The image in question is of the Cobb, a historic sea defence in the coastal town of Lyme Regis, Dorset. I wanted to photograph it under a dramatic, colourful sky with swirling waves in the sea below. It’s a photograph that’s been repeated hundreds of times in various guises by artists of all persuasions but I felt a pull to create my own version. I’d been to Lyme Regis a fair number of times when I was growing up, so I had memories of the area, and I think the Cobb itself is one of the most interesting coastal features in Britain.
The picture I imagined myself taking had a moody sky with dramatic light. I wanted it to have texture and a sense of movement. To capture this I knew that I’d need to visit during high tide so that the waves would lap high up against the Cobb. To get the colour I wanted in the sky I’d need to visit at dawn in autumn, winter or spring due to the direction in which the sun rises at those times of year. What’s more, there would need to be sufficient cloud over Dorset but not over the sea to create the intense sky I hoped for. These elements rarely coincide, especially at convenient times, so it took a long time to reach my goal. In October 2010 I made my first visit there with my camera. Several more trips would follow over the years.

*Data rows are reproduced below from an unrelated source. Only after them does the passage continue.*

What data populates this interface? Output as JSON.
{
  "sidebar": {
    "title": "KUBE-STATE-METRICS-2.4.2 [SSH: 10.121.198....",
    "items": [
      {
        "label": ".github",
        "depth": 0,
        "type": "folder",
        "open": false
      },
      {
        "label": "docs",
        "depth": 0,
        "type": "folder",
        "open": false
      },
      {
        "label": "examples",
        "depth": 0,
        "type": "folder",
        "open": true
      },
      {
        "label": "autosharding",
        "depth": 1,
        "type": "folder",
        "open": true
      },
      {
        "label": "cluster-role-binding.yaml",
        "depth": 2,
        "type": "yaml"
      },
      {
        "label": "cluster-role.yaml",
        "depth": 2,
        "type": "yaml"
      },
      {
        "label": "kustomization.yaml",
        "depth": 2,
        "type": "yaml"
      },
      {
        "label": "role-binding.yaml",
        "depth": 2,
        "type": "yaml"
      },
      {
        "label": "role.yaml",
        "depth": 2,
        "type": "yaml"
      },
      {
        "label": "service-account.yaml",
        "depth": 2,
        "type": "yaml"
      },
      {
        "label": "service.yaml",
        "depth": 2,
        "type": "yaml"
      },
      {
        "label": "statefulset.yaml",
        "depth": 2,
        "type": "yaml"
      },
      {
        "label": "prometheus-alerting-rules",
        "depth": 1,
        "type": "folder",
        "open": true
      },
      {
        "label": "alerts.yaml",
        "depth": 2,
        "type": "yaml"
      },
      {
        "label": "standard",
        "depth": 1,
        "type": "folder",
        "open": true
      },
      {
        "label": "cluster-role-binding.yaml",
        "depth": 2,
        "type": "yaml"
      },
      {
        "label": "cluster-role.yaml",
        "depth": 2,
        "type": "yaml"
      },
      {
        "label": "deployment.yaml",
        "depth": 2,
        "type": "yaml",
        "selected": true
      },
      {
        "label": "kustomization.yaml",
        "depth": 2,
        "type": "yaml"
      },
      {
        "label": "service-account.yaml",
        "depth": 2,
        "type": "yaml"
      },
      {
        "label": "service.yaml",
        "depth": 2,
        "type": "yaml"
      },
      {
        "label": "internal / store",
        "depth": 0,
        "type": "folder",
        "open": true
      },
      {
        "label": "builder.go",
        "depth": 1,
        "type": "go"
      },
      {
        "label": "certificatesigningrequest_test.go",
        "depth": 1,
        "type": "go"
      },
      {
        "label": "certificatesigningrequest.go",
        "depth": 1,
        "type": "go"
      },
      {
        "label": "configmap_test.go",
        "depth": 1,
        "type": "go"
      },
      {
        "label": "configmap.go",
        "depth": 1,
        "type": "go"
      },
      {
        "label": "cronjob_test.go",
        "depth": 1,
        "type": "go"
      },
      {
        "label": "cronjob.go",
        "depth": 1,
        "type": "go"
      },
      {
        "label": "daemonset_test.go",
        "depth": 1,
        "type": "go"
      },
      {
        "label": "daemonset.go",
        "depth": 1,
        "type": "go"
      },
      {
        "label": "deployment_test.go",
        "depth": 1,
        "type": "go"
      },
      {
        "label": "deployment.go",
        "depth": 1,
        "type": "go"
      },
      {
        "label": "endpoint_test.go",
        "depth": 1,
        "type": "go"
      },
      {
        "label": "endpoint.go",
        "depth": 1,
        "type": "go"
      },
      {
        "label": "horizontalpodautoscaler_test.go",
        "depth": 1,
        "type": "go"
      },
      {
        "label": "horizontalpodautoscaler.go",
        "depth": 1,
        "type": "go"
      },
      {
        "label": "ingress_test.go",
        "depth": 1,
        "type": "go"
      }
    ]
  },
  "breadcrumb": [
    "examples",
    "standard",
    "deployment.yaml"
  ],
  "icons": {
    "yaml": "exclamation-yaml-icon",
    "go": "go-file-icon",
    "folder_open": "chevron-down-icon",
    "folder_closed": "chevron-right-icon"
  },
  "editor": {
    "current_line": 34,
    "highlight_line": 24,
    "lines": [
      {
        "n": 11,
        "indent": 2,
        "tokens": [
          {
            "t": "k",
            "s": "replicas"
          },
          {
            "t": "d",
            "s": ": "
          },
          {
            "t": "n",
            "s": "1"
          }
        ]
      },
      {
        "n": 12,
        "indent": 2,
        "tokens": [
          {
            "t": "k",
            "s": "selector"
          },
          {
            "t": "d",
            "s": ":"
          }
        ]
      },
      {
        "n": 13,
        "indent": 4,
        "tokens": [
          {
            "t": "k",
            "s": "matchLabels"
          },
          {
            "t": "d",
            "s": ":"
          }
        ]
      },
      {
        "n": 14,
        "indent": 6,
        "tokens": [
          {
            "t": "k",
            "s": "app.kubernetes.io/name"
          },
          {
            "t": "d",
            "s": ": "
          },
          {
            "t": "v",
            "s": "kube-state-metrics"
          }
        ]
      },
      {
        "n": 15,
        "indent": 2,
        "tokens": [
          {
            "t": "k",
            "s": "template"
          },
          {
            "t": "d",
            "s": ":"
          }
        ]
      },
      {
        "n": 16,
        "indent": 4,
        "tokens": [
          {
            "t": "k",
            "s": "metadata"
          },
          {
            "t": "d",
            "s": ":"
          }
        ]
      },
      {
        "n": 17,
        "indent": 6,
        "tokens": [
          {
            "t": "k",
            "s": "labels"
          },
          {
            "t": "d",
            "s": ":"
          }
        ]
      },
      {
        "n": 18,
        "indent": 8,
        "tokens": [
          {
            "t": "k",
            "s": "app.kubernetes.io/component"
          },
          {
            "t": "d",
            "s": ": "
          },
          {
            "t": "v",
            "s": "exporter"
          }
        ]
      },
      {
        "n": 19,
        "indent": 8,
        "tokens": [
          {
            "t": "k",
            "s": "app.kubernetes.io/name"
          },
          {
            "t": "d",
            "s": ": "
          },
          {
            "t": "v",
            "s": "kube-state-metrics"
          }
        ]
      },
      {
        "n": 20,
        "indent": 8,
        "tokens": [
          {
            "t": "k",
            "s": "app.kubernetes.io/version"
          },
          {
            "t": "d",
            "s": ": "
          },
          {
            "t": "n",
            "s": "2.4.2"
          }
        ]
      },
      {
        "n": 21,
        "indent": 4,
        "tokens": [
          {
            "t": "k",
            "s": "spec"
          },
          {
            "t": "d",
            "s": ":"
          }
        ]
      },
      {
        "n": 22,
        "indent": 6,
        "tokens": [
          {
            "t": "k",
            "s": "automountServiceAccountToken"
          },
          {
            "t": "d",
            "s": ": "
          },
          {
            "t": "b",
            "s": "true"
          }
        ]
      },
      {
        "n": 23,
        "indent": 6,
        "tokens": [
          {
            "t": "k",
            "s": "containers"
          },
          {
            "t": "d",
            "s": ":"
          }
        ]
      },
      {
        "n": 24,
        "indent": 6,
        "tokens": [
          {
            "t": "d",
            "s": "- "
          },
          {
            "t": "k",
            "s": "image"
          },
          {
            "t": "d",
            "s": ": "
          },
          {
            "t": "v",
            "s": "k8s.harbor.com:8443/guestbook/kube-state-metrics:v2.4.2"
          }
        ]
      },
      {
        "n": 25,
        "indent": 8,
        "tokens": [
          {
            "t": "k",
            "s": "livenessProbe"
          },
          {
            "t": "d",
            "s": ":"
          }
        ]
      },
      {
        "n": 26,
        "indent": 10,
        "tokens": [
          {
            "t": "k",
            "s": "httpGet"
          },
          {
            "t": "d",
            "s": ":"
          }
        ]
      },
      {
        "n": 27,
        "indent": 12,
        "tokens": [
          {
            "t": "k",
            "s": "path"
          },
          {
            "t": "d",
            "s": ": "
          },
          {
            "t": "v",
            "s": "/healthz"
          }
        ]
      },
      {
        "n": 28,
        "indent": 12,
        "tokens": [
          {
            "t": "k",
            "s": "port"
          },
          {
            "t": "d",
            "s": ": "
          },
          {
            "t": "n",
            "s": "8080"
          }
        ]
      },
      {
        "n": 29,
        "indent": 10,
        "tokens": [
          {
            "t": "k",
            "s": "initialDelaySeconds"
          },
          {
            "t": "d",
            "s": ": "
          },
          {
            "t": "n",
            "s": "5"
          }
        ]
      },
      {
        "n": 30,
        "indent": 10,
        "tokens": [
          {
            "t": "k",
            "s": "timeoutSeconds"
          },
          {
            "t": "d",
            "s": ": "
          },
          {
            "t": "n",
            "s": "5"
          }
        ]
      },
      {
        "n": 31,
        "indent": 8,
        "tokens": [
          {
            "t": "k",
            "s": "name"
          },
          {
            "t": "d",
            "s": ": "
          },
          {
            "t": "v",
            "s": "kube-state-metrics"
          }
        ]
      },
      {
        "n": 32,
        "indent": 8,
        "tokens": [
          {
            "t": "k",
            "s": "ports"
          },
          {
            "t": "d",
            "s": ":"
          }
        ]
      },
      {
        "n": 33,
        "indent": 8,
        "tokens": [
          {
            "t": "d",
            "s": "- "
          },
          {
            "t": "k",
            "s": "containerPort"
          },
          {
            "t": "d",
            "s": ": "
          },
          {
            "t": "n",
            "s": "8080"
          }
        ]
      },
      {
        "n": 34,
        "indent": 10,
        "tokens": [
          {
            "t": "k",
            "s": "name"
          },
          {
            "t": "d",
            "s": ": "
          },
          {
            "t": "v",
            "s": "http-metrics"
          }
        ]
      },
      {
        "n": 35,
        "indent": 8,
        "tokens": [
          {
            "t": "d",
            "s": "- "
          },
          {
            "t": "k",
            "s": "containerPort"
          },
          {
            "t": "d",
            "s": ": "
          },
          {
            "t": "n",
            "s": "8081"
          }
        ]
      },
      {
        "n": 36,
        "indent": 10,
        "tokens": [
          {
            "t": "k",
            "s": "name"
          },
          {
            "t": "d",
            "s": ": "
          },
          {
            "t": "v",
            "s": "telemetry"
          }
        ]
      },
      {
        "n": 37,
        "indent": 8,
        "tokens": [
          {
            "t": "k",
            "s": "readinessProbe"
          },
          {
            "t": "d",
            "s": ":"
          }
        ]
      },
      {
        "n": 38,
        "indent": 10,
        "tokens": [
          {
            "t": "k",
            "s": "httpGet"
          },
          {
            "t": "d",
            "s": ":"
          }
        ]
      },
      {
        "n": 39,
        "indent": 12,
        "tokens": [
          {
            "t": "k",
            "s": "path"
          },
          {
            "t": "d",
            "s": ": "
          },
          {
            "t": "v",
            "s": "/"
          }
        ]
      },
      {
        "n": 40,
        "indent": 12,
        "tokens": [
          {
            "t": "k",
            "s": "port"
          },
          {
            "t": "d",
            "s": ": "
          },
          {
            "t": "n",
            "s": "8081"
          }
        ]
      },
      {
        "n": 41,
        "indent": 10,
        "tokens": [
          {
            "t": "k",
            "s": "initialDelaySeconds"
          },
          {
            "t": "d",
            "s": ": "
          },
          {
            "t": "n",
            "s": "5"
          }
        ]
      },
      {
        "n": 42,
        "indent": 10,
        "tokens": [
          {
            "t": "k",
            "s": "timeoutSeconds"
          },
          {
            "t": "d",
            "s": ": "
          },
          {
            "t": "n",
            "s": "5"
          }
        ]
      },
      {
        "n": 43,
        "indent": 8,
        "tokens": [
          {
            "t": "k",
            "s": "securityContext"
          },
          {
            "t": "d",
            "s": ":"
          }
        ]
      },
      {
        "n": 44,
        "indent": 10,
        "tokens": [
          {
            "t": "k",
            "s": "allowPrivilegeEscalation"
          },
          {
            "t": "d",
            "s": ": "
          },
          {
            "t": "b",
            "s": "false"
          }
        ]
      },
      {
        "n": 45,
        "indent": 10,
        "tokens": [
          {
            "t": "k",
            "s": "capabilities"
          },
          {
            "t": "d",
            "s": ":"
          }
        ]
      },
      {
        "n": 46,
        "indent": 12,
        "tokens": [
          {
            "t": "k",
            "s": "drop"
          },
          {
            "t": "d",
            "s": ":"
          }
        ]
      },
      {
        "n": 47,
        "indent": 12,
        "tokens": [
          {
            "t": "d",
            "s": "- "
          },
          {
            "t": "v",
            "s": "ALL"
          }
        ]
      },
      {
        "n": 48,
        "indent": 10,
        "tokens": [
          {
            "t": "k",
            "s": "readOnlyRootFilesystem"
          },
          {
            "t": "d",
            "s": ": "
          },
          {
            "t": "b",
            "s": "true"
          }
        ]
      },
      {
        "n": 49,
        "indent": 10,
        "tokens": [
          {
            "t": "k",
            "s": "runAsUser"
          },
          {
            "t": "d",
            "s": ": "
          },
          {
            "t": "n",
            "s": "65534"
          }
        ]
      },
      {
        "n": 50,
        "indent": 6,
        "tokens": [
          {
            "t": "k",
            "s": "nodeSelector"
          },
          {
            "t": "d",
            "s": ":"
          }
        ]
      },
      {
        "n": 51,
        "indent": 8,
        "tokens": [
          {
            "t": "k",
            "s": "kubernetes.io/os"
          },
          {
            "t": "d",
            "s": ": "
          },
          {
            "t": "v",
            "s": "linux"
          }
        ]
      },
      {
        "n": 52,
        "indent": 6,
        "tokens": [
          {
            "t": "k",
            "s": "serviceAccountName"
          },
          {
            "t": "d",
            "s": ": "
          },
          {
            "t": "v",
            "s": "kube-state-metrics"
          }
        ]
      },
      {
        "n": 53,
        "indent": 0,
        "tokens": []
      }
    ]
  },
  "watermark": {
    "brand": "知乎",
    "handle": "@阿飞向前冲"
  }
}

I reflected on the repetitive process of visiting the same place time after time, seeking the right conditions for my picture. I became familiar with the drive from my home in Somerset to Dorset, learning the bends of the roads and the names of towns and villages I passed through. In Lyme Regis I found a free parking spot that was near the seafront and I timed how long it took to walk to the Cobb from my car so that I could save a few minutes here or there. During some visits the sea was rough and foreboding so I stood back and watched it from a distance, not wanting to get soaked by the huge waves brought on by an approaching storm. On other occasions the weather was against me and a wall of cloud on the horizon blocked any pre-dawn light. I did a lot of watching but not a lot of photographing.
I got to know the Cobb and its surroundings very well too. I noticed smaller details that went unnoticed at first. I found bricks with writing on them and the rusty remains of nails that were traces of bygone times. I also became familiar with sights and sounds such as the comings and goings of fishing boats, the lap of the waves and the smell of the sea.

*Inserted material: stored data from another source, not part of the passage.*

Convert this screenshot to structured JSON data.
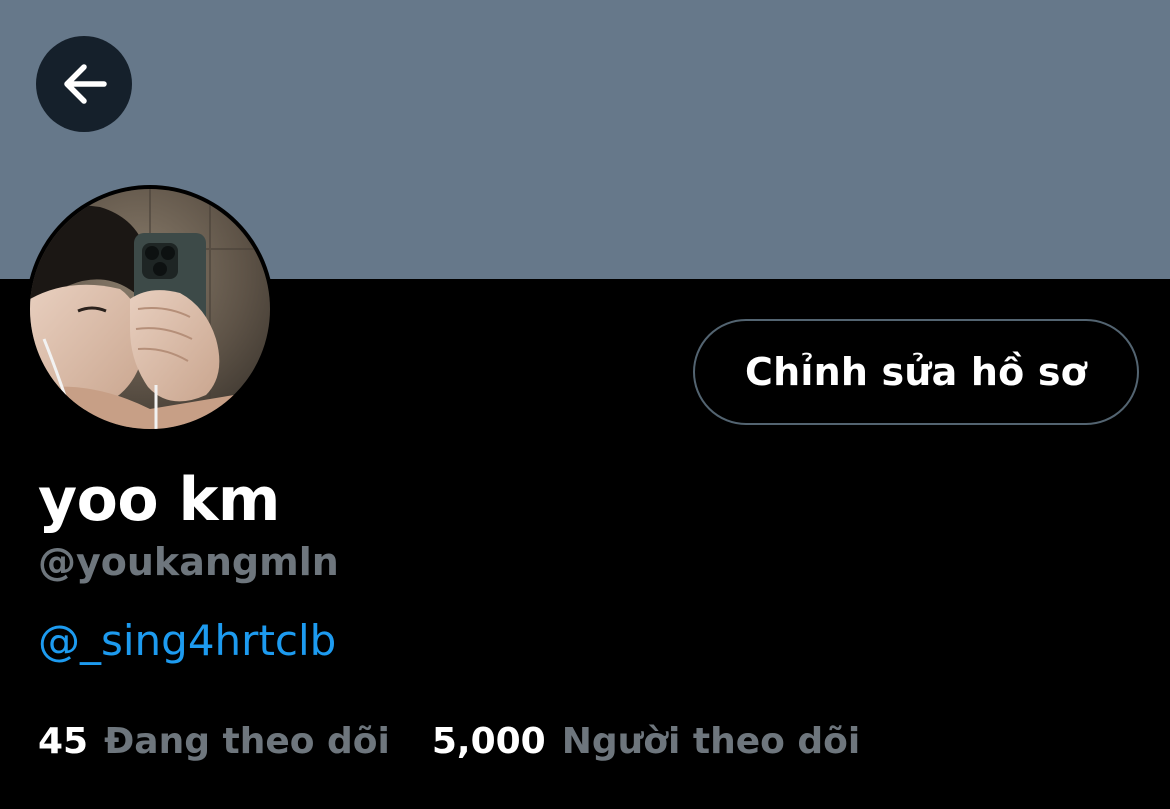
{
  "profile": {
    "display_name": "yoo km",
    "handle": "@youkangmln",
    "bio_mention": "@_sing4hrtclb"
  },
  "header": {
    "back_icon": "arrow-left-icon"
  },
  "actions": {
    "edit_profile_label": "Chỉnh sửa hồ sơ"
  },
  "stats": {
    "following": {
      "count": "45",
      "label": "Đang theo dõi"
    },
    "followers": {
      "count": "5,000",
      "label": "Người theo dõi"
    }
  },
  "colors": {
    "banner": "#66788a",
    "background": "#000000",
    "link": "#1d9bf0",
    "secondary_text": "#6e767d",
    "button_border": "#536471"
  }
}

Some of these elements I captured in my final picture but others were background noise. I found that as they became more familiar I was less distracted by them. That made it easier to focus on the details of the picture – on what I was seeing through the viewfinder – because I was comfortable with my surroundings. I slotted into the rhythm of the place.
Each visit I took at least one picture even if the weather or light wasn’t right. It was useful to review these pictures later as I could see which compositions worked best. They were sketches of a work in progress. I might change compositions only slightly but each time I was refining my approach.
After several failed trips I grew weary and disillusioned with the pursuit of the image I’d originally thought of. I wondered whether it was worth pursuing any longer. I stopped visiting Lyme Regis as I couldn’t bear another early start followed by a long drive only to return home with nothing to show for my effort. I pursued other ideas and that helped give me fresh perspective.
In time the memory of past trips faded and I felt the urge to try again. By now the routine of travelling to Lyme Regis was easy. It felt familiar, like a commute to a workplace, because I had taken every step of the journey several times. I began to appreciate that my previous attempts weren’t in vain but that they were helping me better understand my subject, in the same way that a portrait photographer builds rapport with a person they’re going to photograph.
One January morning in 2015 I finally managed to capture the picture of the Cobb I’d originally hoped for. The dawn sky was beautiful, with a bright orange glow emerging from beneath dark clouds. As soon as I pulled into the car park at the seafront I had a good feeling as I could see dark clouds with an amber glow emerging from beneath. The sea was slopping around, occasionally throwing a wave over the Cobb. As I set about taking pictures I felt a sense of calm. I knew exactly where I wanted to position my camera and I felt prepared. My previous attempts had been rehearsals and this was the live performance.
I haven’t returned to Lyme Regis with my camera since taking this picture. I suppose I have scratched that itch and I don’t feel the need to go back just yet. There are, however, lots of places I’ve visited just once or twice that are still a work in progress.